In the UK we tend to associate climate change with low energy light bulbs and unseasonal weather. In rural Africa, the impacts are much more critical. When your food comes from your back garden, and saving enough money for seeds involves scraping together whatever small savings you can over the year, it really matters what the weather does.
Rains and droughts
Deciding when to plant your seeds can mean gambling the lives of your family. Ideally you want to plant them before the rains come so they have the best chance of survival, but recently the rains have not come when they used to, or they come and then only last a few days. That is the worst because the seeds germinate and start to grow but then dry out and die because there is no water for irrigation.
Tackle the challenges
Sam Lacey, the Researcher for the Co-operatives for Development (CFD) team, recently spent two weeks in Kenya and Tanzania, learning about how people are starting to find ways to come together to tackle the environmental challenges they face.

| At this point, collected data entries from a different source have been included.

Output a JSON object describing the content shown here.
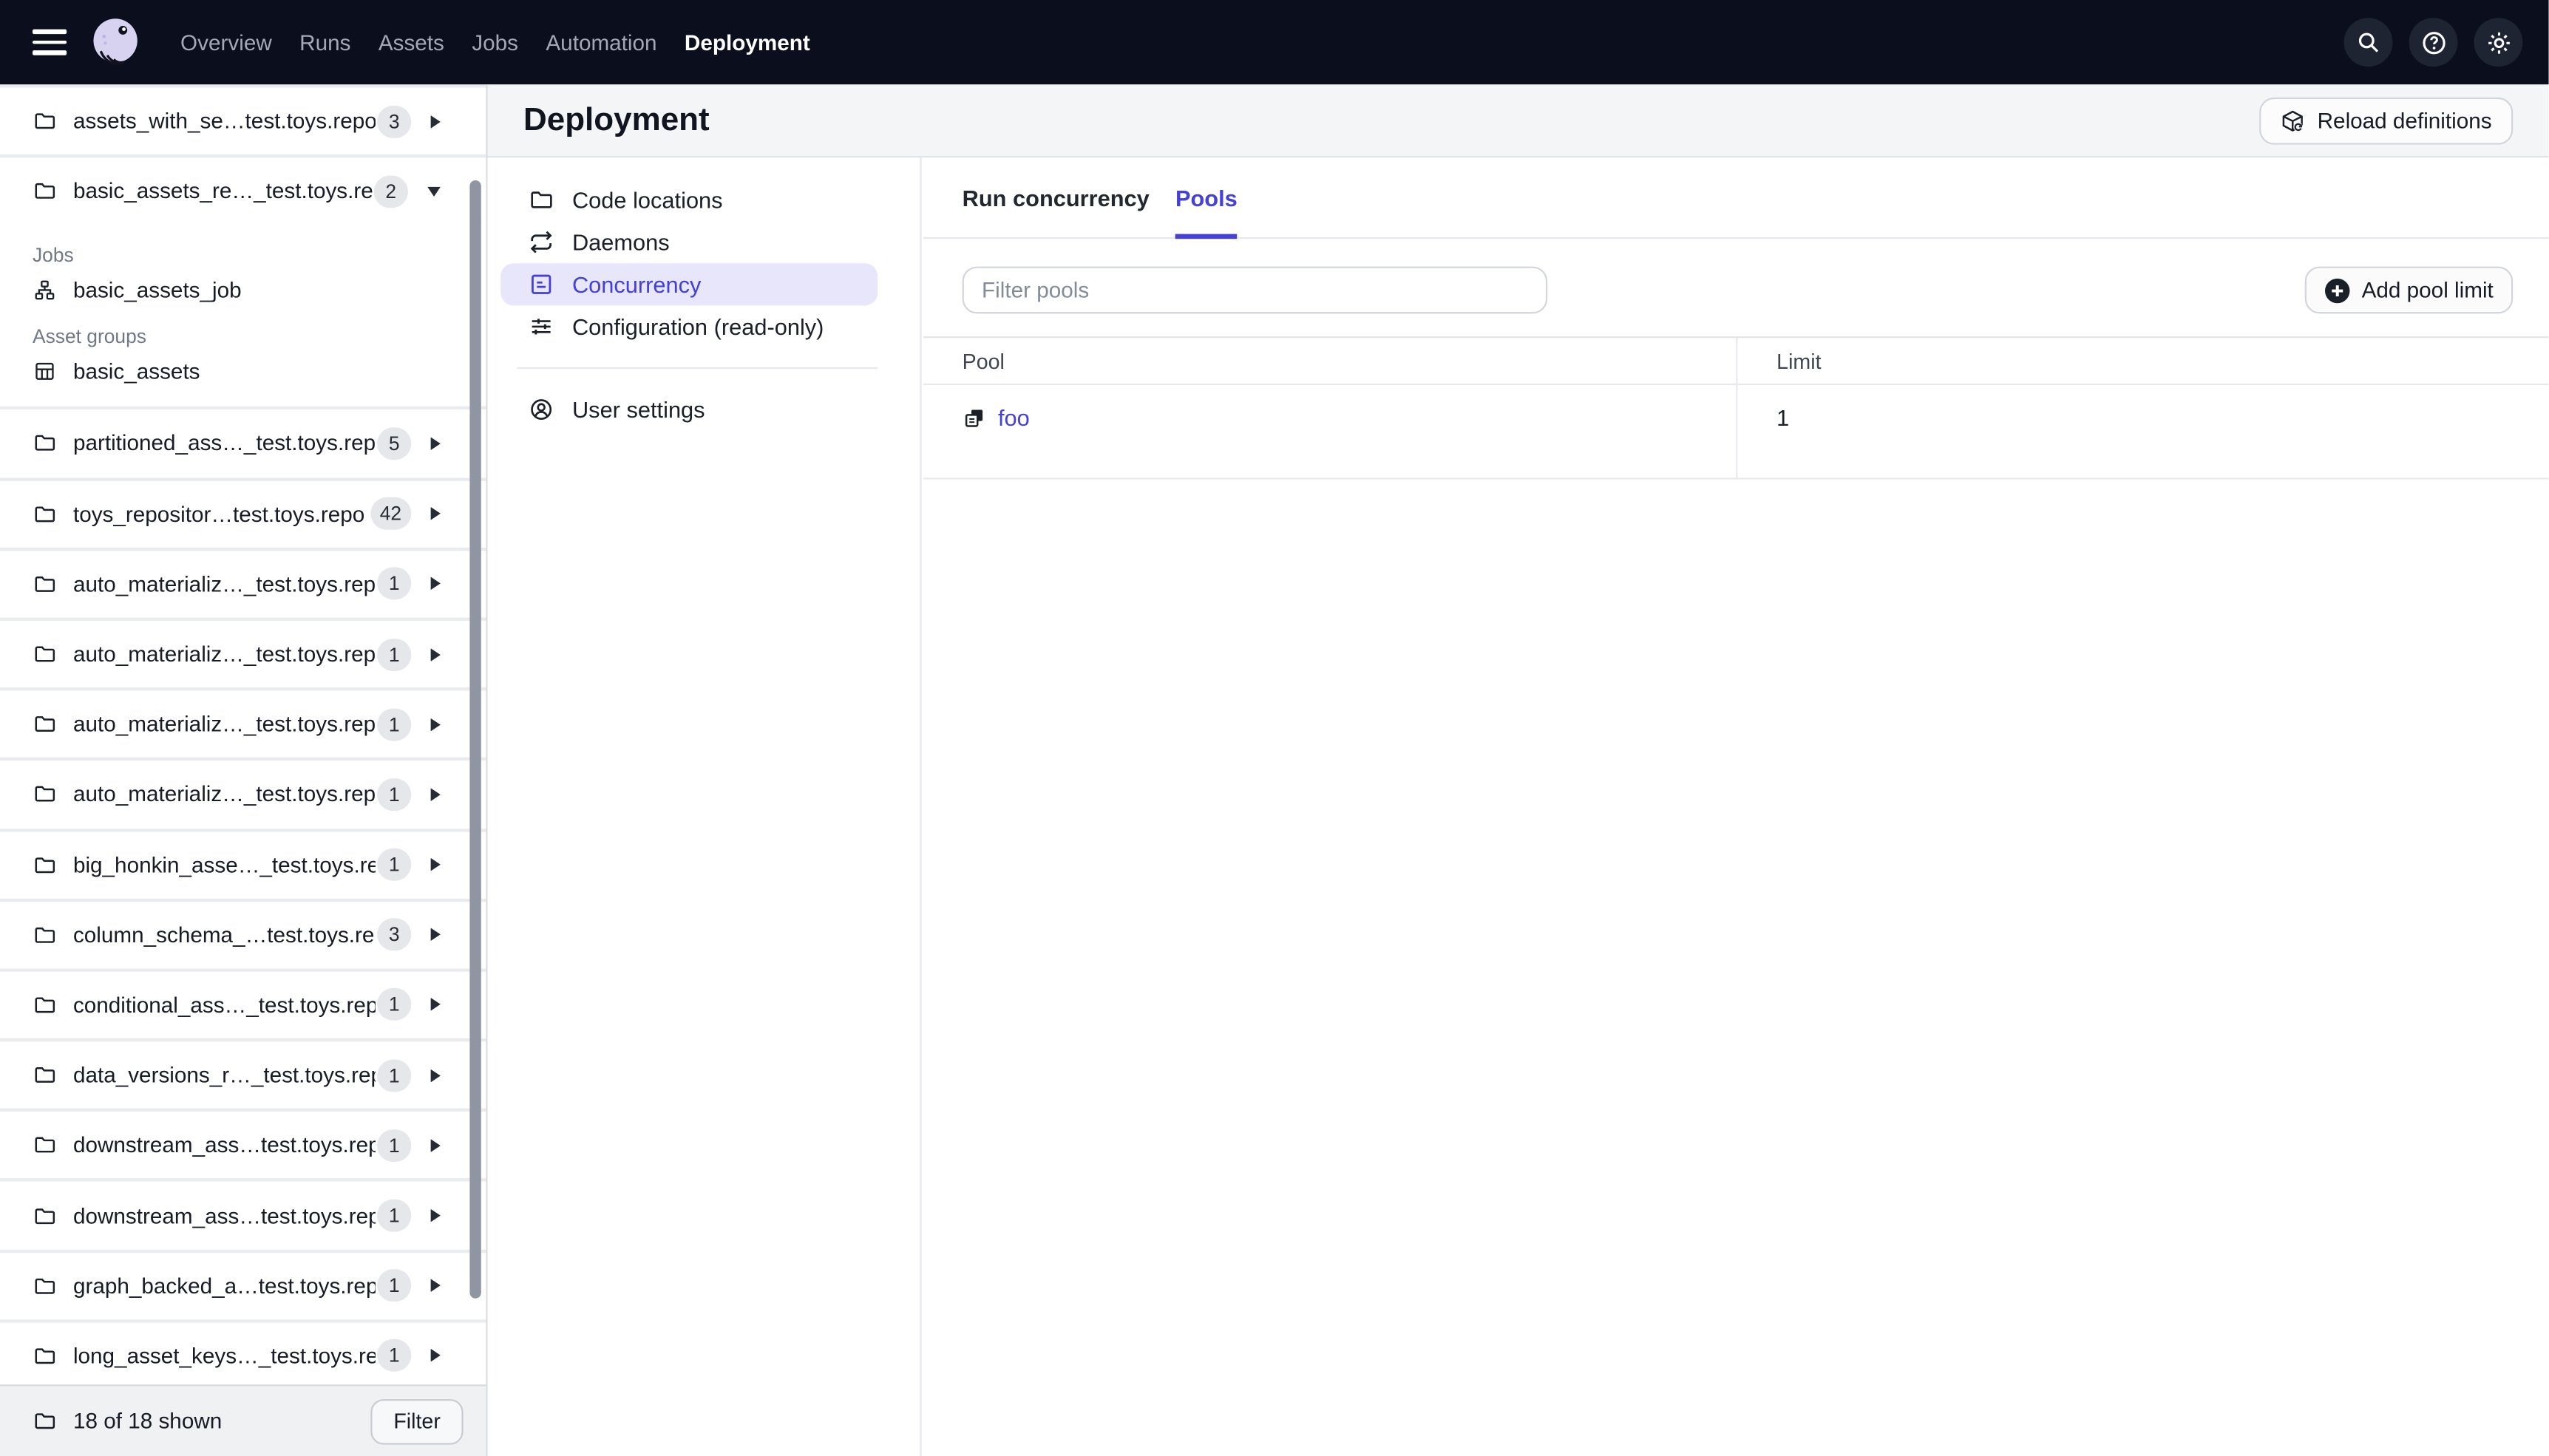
{
  "topbar": {
    "nav": [
      {
        "label": "Overview",
        "active": false
      },
      {
        "label": "Runs",
        "active": false
      },
      {
        "label": "Assets",
        "active": false
      },
      {
        "label": "Jobs",
        "active": false
      },
      {
        "label": "Automation",
        "active": false
      },
      {
        "label": "Deployment",
        "active": true
      }
    ],
    "actions": [
      "search-icon",
      "help-icon",
      "settings-icon"
    ]
  },
  "sidebar": {
    "rows": [
      {
        "name": "assets_with_se…test.toys.repo",
        "badge": "3",
        "expanded": false
      },
      {
        "name": "basic_assets_re…_test.toys.rep",
        "badge": "2",
        "expanded": true
      },
      {
        "name": "partitioned_ass…_test.toys.rep",
        "badge": "5",
        "expanded": false
      },
      {
        "name": "toys_repositor…test.toys.repo",
        "badge": "42",
        "expanded": false
      },
      {
        "name": "auto_materializ…_test.toys.repo",
        "badge": "1",
        "expanded": false
      },
      {
        "name": "auto_materializ…_test.toys.repo",
        "badge": "1",
        "expanded": false
      },
      {
        "name": "auto_materializ…_test.toys.repo",
        "badge": "1",
        "expanded": false
      },
      {
        "name": "auto_materializ…_test.toys.repo",
        "badge": "1",
        "expanded": false
      },
      {
        "name": "big_honkin_asse…_test.toys.rep",
        "badge": "1",
        "expanded": false
      },
      {
        "name": "column_schema_…test.toys.rep",
        "badge": "3",
        "expanded": false
      },
      {
        "name": "conditional_ass…_test.toys.repo",
        "badge": "1",
        "expanded": false
      },
      {
        "name": "data_versions_r…_test.toys.rep",
        "badge": "1",
        "expanded": false
      },
      {
        "name": "downstream_ass…test.toys.rep",
        "badge": "1",
        "expanded": false
      },
      {
        "name": "downstream_ass…test.toys.rep",
        "badge": "1",
        "expanded": false
      },
      {
        "name": "graph_backed_a…test.toys.repo",
        "badge": "1",
        "expanded": false
      },
      {
        "name": "long_asset_keys…_test.toys.rep",
        "badge": "1",
        "expanded": false
      }
    ],
    "expanded": {
      "jobs_label": "Jobs",
      "job": "basic_assets_job",
      "asset_groups_label": "Asset groups",
      "asset_group": "basic_assets"
    },
    "footer": {
      "count": "18 of 18 shown",
      "filter": "Filter"
    }
  },
  "deployment": {
    "title": "Deployment",
    "reload": "Reload definitions",
    "subnav": [
      {
        "label": "Code locations",
        "active": false
      },
      {
        "label": "Daemons",
        "active": false
      },
      {
        "label": "Concurrency",
        "active": true
      },
      {
        "label": "Configuration (read-only)",
        "active": false
      }
    ],
    "user_settings": "User settings",
    "tabs": [
      {
        "label": "Run concurrency",
        "active": false
      },
      {
        "label": "Pools",
        "active": true
      }
    ],
    "filter_placeholder": "Filter pools",
    "add_pool_limit": "Add pool limit",
    "table": {
      "col_pool": "Pool",
      "col_limit": "Limit",
      "rows": [
        {
          "pool": "foo",
          "limit": "1"
        }
      ]
    }
  },
  "colors": {
    "topbar_bg": "#0B0E1D",
    "accent": "#4440D8",
    "selected_pill_bg": "#E8E6FB"
  }
}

She met numerous groups who have come together to protect a local spring or reservoir and have set up village committees to make sure everyone gets fair access to the little water that is available. In some cases, these groups have been so successful that the local farmers have started to produce excess crops and are now looking for ways to get them to market.
Several of the Water Users Groups have even come together to form a marketing co-operative and to organise other projects, for example setting up a tree nursery to help replant trees that have been chopped down for firewood.
Sam said: “It’s amazing to see the determination and innovation of some of these communities when faced with such overwhelming challenges to simply find enough water to drink and to keep their crops alive.”
Samantha’s research will be published by summer 2010 and will be available on the Co-operatives for Development website.